Chinese authorities responded, rolling out tanks to protect the banks and prevent locals from reaching them, following an announcement by the Henan branch of the Bank of China that the savings of depositors at the branch are “investment products” and cannot be withdrawn. Savers claim they were told by the banks that the deposit products were legal and that they were protected by the standard deposit insurance scheme that all banks are part of.

Henan clash

While the clashes seen in Henan and Anhui are localized, fears of widespread contagion that would undermine the country’s entire banking system have put the government on high alert.
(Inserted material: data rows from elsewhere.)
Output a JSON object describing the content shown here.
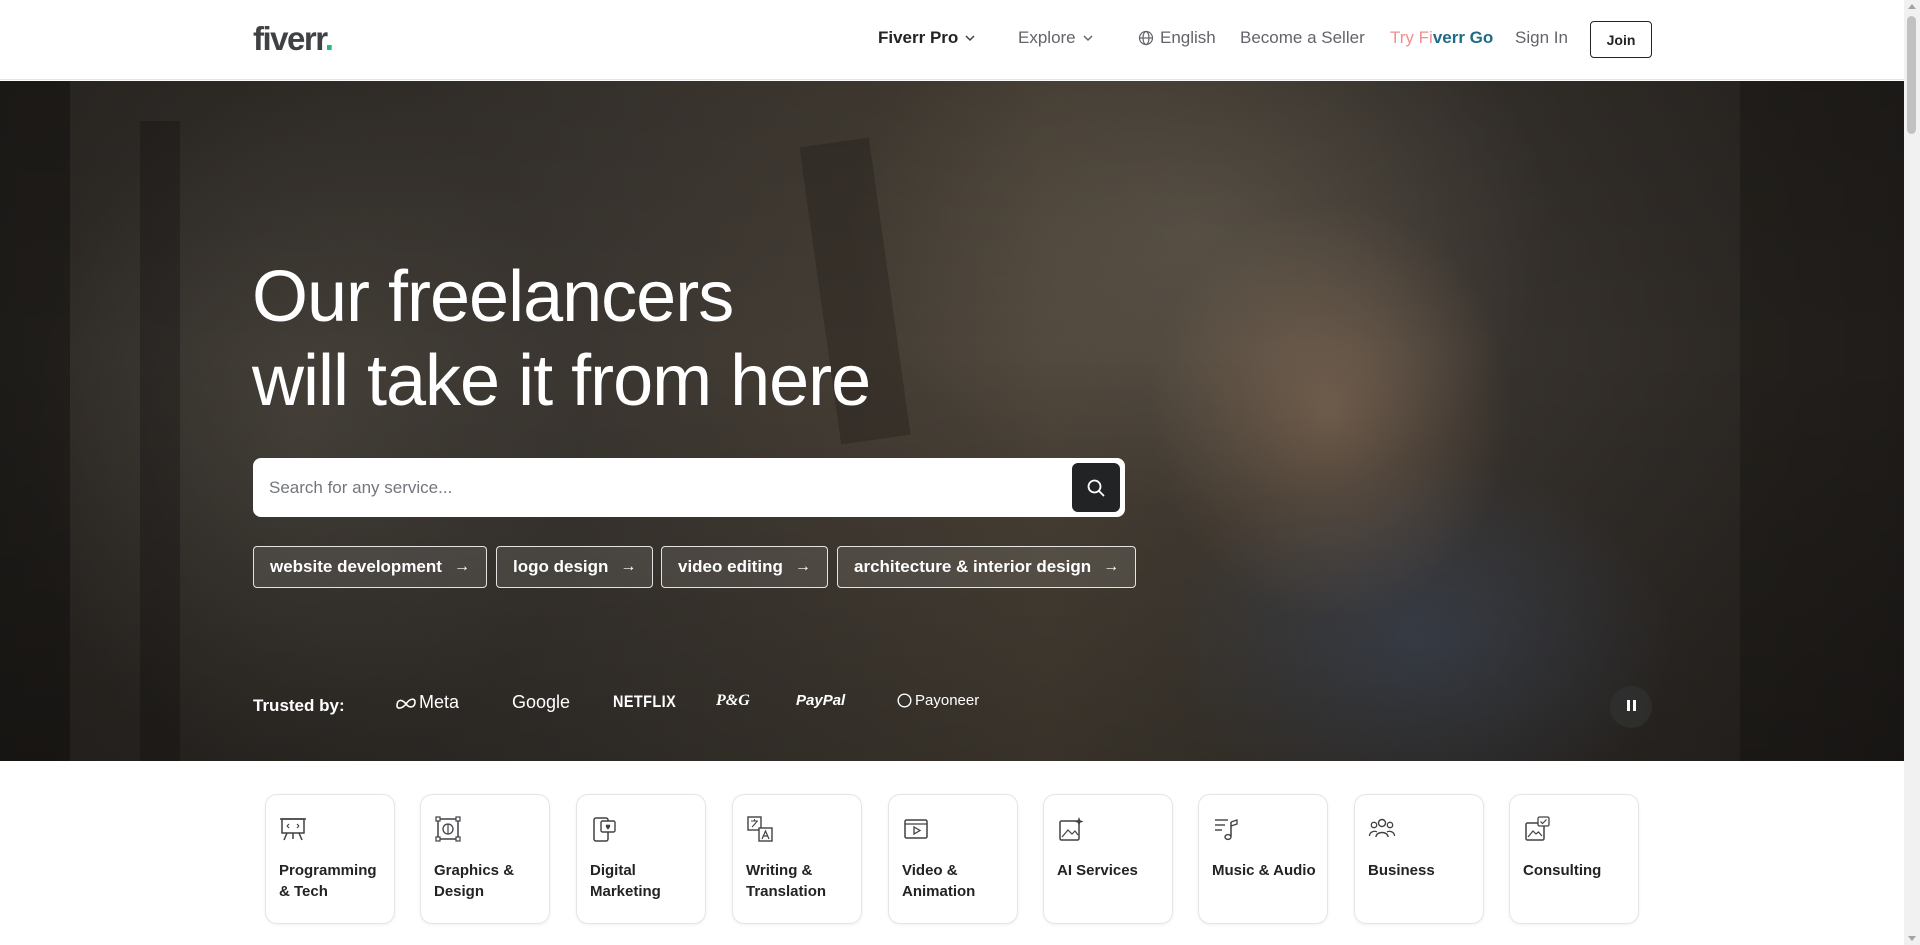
{
  "header": {
    "logo_text": "fiverr",
    "logo_dot": ".",
    "nav": {
      "fiverr_pro": "Fiverr Pro",
      "explore": "Explore",
      "language": "English",
      "become_seller": "Become a Seller",
      "try_go_a": "Try Fi",
      "try_go_b": "verr Go",
      "sign_in": "Sign In",
      "join": "Join"
    }
  },
  "hero": {
    "title_line1": "Our freelancers",
    "title_line2": "will take it from here",
    "search": {
      "placeholder": "Search for any service...",
      "value": ""
    },
    "chips": [
      {
        "label": "website development",
        "arrow": "→"
      },
      {
        "label": "logo design",
        "arrow": "→"
      },
      {
        "label": "video editing",
        "arrow": "→"
      },
      {
        "label": "architecture & interior design",
        "arrow": "→"
      }
    ],
    "trusted_label": "Trusted by:",
    "brands": [
      "Meta",
      "Google",
      "NETFLIX",
      "P&G",
      "PayPal",
      "Payoneer"
    ]
  },
  "categories": [
    {
      "label": "Programming & Tech",
      "icon": "presentation-board-icon"
    },
    {
      "label": "Graphics & Design",
      "icon": "design-frame-icon"
    },
    {
      "label": "Digital Marketing",
      "icon": "phone-heart-icon"
    },
    {
      "label": "Writing & Translation",
      "icon": "translate-icon"
    },
    {
      "label": "Video & Animation",
      "icon": "video-play-icon"
    },
    {
      "label": "AI Services",
      "icon": "ai-image-icon"
    },
    {
      "label": "Music & Audio",
      "icon": "music-note-icon"
    },
    {
      "label": "Business",
      "icon": "people-group-icon"
    },
    {
      "label": "Consulting",
      "icon": "consulting-image-icon"
    }
  ],
  "colors": {
    "brand_green": "#1dbf73",
    "text_dark": "#222325",
    "text_muted": "#62646a"
  }
}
Despite its control over media, telecommunications and social media platforms, news of the clashes has spread across China, with fears of a run-on-the-banks scenario if customers lose confidence in their financial system.

About a quarter of the banking industry’s total assets are held by 4,000 small lenders, which are engaged in partnerships with fintech providers and will be open to investigation and action by the authorities.
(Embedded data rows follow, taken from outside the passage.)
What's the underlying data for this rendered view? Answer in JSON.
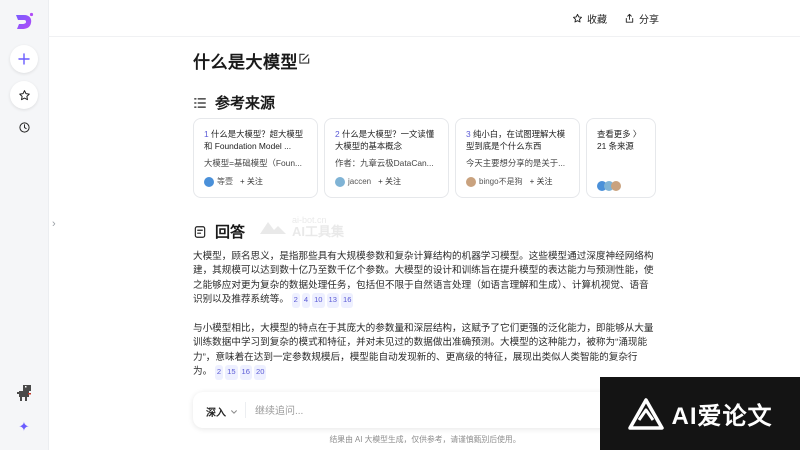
{
  "topbar": {
    "favorite_label": "收藏",
    "share_label": "分享"
  },
  "page": {
    "title": "什么是大模型"
  },
  "sources": {
    "heading": "参考来源",
    "cards": [
      {
        "num": "1",
        "title": "什么是大模型？超大模型和 Foundation Model ...",
        "snippet": "大模型=基础模型（Foun...",
        "author": "等壹",
        "follow": "+ 关注"
      },
      {
        "num": "2",
        "title": "什么是大模型？一文读懂大模型的基本概念",
        "snippet": "作者：九章云极DataCan...",
        "author": "jaccen",
        "follow": "+ 关注"
      },
      {
        "num": "3",
        "title": "纯小白，在试图理解大模型到底是个什么东西",
        "snippet": "今天主要想分享的是关于...",
        "author": "bingo不是狗",
        "follow": "+ 关注"
      }
    ],
    "more_label": "查看更多 〉",
    "more_count": "21 条来源"
  },
  "answer": {
    "heading": "回答",
    "paragraph1": "大模型，顾名思义，是指那些具有大规模参数和复杂计算结构的机器学习模型。这些模型通过深度神经网络构建，其规模可以达到数十亿乃至数千亿个参数。大模型的设计和训练旨在提升模型的表达能力与预测性能，使之能够应对更为复杂的数据处理任务，包括但不限于自然语言处理（如语言理解和生成）、计算机视觉、语音识别以及推荐系统等。",
    "refs1": [
      "2",
      "4",
      "10",
      "13",
      "16"
    ],
    "paragraph2": "与小模型相比，大模型的特点在于其庞大的参数量和深层结构，这赋予了它们更强的泛化能力，即能够从大量训练数据中学习到复杂的模式和特征，并对未见过的数据做出准确预测。大模型的这种能力，被称为“涌现能力”，意味着在达到一定参数规模后，模型能自动发现新的、更高级的特征，展现出类似人类智能的复杂行为。",
    "refs2": [
      "2",
      "15",
      "16",
      "20"
    ]
  },
  "watermark": {
    "site": "ai-bot.cn",
    "name": "AI工具集"
  },
  "input": {
    "mode_label": "深入",
    "placeholder": "继续追问..."
  },
  "footer": {
    "disclaimer": "结果由 AI 大模型生成，仅供参考，请谨慎甄别后使用。"
  },
  "brand": {
    "text": "AI爱论文"
  },
  "colors": {
    "accent": "#5b5bd6",
    "brand_bg": "#141414"
  }
}
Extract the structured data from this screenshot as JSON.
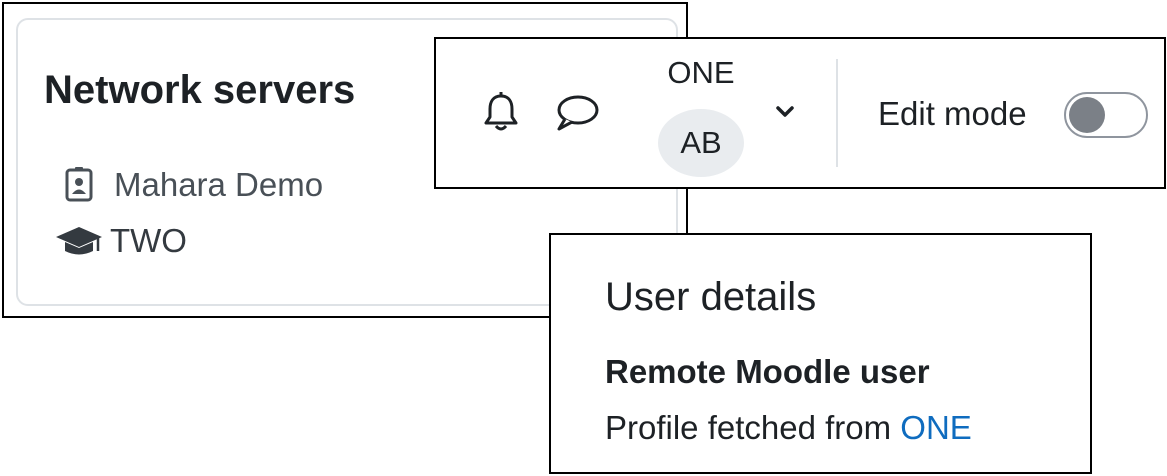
{
  "network_card": {
    "title": "Network servers",
    "rows": [
      {
        "icon": "id-badge-icon",
        "text": "Mahara Demo"
      },
      {
        "icon": "graduation-cap-icon",
        "text": "TWO"
      }
    ]
  },
  "navbar": {
    "icons": [
      "bell-icon",
      "chat-bubble-icon"
    ],
    "host_label": "ONE",
    "avatar_initials": "AB",
    "dropdown_icon": "chevron-down-icon",
    "edit_mode_label": "Edit mode",
    "edit_mode_on": false
  },
  "user_details": {
    "heading": "User details",
    "role": "Remote Moodle user",
    "profile_prefix": "Profile fetched from ",
    "profile_link": "ONE"
  },
  "colors": {
    "text": "#1d2125",
    "muted_text": "#495057",
    "link": "#0f6cbf",
    "avatar_bg": "#e9ecef",
    "card_border": "#dee2e6",
    "toggle_knob": "#7b8087"
  }
}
Given that many of these small and medium-sized village banks have opaque ownership and governance structures and are more vulnerable to fraud, localized corruption and the sharp economic downturn that is becoming a concern, the government needs to find a solution to this problem that makes not involve locking up people’s money.

Given China’s current economic position – with slowing growth, rising debt and heightened geopolitical tensions – this is another challenge the CCP can do without in the run-up to the 20th Party Congress later this year, which is meant to highlight the stability of the political and economic system.

The government’s U-turn forecast

Due to the scale of the challenge, it is likely that the Chinese government will have to reverse its antagonistic policy towards fintech and technology companies in China, embracing and working with them as opposed to vilifying them. Reforms intended to centralize control of fintech companies will need to be made long-term goals as opposed to short-term measures, and confrontation with said companies and business leaders will need to be reduced if China hopes to revive its economic growth and fortunes in the industry. of the future.

This process is clearly already underway, as Chinese President Xi Jinping in June 2022 chaired a summit promoting the “healthy” development of the payments and fintech sectors, a sign that the broad attack on tech companies such as Ant Group may be easing.

As China and the global economy face high inflation and the prospect of a prolonged period of recession, the reversal of policies that have made Chinese technology “uninvestable” will send a powerful signal of government support for the industry.